Improve Dataset.xsimlab.update_vars for output variables
benbovy opened this issue · 3 comments
There are some issues with the current behavior that is not very clear, e.g.,
- For each given dict item (
None
or a clock dimension): all existing output variables are discarded - If we add an output variable for a clock dimension, which was already present in the
None
item, this will have no effect (in the output Dataset, only one snapshot is saved at the end of the simulation).
This behavior is consistent with dict.update()
. However, I would be better here to update as if the dict keys were the variables and the values the clock dim or None
. It makes more sense for this specific problem, the implementation would be clean and it's even possible to ensure that a variable is not given for more than one clock dim.

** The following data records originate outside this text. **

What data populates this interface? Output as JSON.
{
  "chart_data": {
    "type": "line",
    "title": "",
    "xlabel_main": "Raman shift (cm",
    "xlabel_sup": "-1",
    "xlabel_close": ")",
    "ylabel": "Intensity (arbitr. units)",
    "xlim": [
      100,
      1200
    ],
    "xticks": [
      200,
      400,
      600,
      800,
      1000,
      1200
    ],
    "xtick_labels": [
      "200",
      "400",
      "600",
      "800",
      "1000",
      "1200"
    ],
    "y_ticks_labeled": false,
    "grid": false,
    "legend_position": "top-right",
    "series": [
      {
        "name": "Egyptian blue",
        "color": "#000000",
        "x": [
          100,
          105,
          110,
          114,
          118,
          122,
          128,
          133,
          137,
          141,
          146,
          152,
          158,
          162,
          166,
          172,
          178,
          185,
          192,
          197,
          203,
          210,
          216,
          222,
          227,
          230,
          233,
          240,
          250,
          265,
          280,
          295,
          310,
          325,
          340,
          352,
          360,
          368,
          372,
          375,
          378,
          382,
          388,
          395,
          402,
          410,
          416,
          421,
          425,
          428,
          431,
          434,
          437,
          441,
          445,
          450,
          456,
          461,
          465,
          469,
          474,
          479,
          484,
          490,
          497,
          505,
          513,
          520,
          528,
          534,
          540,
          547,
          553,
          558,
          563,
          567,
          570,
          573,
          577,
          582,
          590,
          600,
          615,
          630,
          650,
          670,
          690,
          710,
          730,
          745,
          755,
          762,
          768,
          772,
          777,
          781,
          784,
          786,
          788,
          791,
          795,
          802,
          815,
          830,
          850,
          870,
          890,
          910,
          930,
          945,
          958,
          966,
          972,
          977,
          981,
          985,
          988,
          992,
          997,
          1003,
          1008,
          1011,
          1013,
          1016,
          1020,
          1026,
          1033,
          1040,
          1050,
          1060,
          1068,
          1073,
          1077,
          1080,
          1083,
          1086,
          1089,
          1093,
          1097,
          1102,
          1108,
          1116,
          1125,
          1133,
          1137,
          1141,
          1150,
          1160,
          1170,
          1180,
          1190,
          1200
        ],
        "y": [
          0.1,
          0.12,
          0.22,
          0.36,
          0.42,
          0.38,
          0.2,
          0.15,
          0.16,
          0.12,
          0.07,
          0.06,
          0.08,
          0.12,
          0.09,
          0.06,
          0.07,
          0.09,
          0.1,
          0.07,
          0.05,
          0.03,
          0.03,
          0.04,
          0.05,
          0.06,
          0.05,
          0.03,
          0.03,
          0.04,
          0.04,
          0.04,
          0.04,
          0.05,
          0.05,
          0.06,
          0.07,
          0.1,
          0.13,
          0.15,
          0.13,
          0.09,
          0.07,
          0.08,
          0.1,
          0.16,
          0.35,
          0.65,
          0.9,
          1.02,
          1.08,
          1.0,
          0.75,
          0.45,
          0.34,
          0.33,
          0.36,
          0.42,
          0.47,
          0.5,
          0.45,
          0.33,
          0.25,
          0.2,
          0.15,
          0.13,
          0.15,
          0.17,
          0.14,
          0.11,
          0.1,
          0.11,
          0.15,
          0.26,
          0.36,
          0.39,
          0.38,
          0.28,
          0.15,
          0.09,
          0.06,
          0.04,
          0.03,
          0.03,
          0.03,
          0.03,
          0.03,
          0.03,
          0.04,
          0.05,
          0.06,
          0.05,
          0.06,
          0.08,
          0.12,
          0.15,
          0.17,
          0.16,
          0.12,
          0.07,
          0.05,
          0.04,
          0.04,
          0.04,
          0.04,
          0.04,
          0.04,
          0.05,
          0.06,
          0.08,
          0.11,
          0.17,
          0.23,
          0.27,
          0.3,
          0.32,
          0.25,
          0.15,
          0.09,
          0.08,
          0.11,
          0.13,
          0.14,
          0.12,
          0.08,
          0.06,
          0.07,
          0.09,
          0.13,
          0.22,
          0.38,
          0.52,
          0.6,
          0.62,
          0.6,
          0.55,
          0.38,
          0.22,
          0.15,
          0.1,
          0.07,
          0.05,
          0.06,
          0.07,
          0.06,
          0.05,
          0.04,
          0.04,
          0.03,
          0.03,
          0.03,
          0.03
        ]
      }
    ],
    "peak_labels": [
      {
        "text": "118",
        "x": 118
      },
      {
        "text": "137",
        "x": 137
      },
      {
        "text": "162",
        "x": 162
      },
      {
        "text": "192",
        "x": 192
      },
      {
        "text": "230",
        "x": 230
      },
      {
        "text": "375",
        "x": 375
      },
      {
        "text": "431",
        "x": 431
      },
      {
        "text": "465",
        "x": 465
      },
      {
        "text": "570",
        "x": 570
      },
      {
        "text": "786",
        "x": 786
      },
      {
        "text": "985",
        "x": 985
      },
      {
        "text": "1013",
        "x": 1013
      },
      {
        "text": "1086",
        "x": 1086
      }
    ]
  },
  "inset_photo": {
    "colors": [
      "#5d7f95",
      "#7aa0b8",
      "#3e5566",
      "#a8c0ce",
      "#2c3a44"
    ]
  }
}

Actually, would this be better API? For example,
ds.xsimlab.update_vars(
output_vars={
'foo__bar': None,
'foo__baz': 'clock'
}
)
On one hand, it is more consistent with the input_vars
parameter. It is also more flat. On the other hand, it feels more natural to say "I want to save snapshots on this clock dimension for variables 'a', 'b', 'c'..." than "I want to save snapshots for variable 'a' on this clock dimension, for variable 'b' on this clock dimension too, and for variable 'c' on the same dimension".
Both could be supported but it is probably a bad idea (too complex), but good for a smooth transition.
There is still no easy way to just drop a subset of output variables. Since None
is already used, one possibility would be to use a sentinel value, e.g., xsimlab.DROP
.
On one hand, it is more consistent with the input_vars parameter. It is also more flat.
It also allows to later add other kinds of settings like step intervals (integer values) instead of a clock dimension.
it feels more natural to say "I want to save snapshots on this clock dimension for variables 'a', 'b', 'c'..." than "I want to save snapshots for variable 'a' on this clock dimension, for variable 'b' on this clock dimension too, and for variable 'c' on the same dimension".
On the other hand it's natural for an output_vars
parameter to expect variable names as keys.